Ablations confirm that both contrastive textual feedback in MGI and guideline-aligned RL are essential. Removing either stage significantly degrades performance, and ablation of all structure reduces results to baseline RL-memory agent levels.
Practical and Theoretical Implications
MemCoE presents a paradigm shift in agentic memory modeling for LLM systems—by separating the "how" (organizational schema) and "what" (content update) with explicit, optimizable interfaces.

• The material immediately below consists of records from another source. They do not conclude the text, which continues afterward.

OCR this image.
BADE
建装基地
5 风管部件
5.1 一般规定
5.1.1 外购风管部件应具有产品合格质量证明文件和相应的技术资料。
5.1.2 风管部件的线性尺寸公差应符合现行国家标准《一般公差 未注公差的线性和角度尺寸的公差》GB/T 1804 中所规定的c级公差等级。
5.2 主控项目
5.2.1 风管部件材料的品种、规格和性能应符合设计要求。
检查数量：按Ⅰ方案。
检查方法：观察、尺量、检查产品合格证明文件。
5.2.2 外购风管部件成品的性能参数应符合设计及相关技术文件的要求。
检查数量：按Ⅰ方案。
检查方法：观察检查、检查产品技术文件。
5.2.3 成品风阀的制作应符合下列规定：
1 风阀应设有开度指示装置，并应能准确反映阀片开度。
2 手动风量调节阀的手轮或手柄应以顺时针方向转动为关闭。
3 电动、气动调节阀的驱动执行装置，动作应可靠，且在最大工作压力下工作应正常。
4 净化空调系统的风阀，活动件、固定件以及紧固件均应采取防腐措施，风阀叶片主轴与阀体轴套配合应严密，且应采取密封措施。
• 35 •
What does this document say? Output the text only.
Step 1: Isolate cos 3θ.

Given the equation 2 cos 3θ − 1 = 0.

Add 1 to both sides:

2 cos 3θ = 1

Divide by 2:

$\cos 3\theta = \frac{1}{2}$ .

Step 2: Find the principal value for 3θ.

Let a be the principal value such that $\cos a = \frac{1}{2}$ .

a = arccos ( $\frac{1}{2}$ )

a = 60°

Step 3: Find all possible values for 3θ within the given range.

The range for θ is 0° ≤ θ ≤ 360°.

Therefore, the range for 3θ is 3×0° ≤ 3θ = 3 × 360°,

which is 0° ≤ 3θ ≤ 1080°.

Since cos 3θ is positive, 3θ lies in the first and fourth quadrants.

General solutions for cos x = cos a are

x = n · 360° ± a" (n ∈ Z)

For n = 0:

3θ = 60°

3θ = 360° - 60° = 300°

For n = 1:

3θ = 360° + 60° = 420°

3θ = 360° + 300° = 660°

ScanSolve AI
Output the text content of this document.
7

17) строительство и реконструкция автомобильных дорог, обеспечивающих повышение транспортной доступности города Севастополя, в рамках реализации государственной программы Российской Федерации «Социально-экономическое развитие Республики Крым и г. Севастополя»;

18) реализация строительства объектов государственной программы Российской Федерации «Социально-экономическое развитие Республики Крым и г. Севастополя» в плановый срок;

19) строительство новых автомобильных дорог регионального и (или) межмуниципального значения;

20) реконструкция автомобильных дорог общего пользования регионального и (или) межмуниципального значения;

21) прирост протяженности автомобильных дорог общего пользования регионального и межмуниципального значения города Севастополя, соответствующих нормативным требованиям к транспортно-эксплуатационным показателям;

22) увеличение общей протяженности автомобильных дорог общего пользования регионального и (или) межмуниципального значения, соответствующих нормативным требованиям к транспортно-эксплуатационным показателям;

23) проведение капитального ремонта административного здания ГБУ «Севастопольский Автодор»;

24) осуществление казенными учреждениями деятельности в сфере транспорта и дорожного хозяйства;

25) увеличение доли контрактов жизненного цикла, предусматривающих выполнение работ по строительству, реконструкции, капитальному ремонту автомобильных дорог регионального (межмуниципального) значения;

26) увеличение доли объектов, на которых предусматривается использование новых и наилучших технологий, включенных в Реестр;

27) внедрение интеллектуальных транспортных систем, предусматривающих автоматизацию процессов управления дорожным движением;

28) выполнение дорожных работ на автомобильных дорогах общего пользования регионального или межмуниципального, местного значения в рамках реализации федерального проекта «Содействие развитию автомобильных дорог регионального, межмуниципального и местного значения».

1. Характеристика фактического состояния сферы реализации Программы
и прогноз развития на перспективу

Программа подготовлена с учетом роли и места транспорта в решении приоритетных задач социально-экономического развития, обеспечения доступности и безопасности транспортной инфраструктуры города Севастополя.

This supports:
- Sample-efficient RL: Dense, process-level rewards (rather than outcome-only) yield more stable updates and require fewer samples.
- Transferable policies: Textual guideline abstraction allows consistent behavior independent of backbone LLM.
- Efficient scaling: Structured, evidence-bounded updates enable tractable scaling to long histories and noisy data with minimal memory bloat.
- Personalization robustness: Stronger long-temporal retention and explicit conflict handling facilitate trustworthy adaptive behavior, necessary for safety-critical or privacy-sensitive personalization.
Potential future extensions include guidelines adaptable to multi-objective trade-offs (e.g., stability vs. plasticity, brevity vs. informativeness), integration with graph-structured or hierarchical memory indices, and joint optimization with user-alignment or privacy objectives.
Conclusion
MemCoE introduces and validates a cognition-inspired, two-stage optimization pipeline for LLM agent memory: first learning robust, generalizable organization schemas via batch textual contrast, then aligning content evolution policies under dense, guideline-aware reward with RL. Across benchmarks, MemCoE achieves leading accuracy, efficiency, and robustness to long-horizon noise and distributional drift. This separation of schema induction and episodic content updating marks a practical advance in memory-augmented dialogue systems, and is directly extensible to next-generation agentic architectures.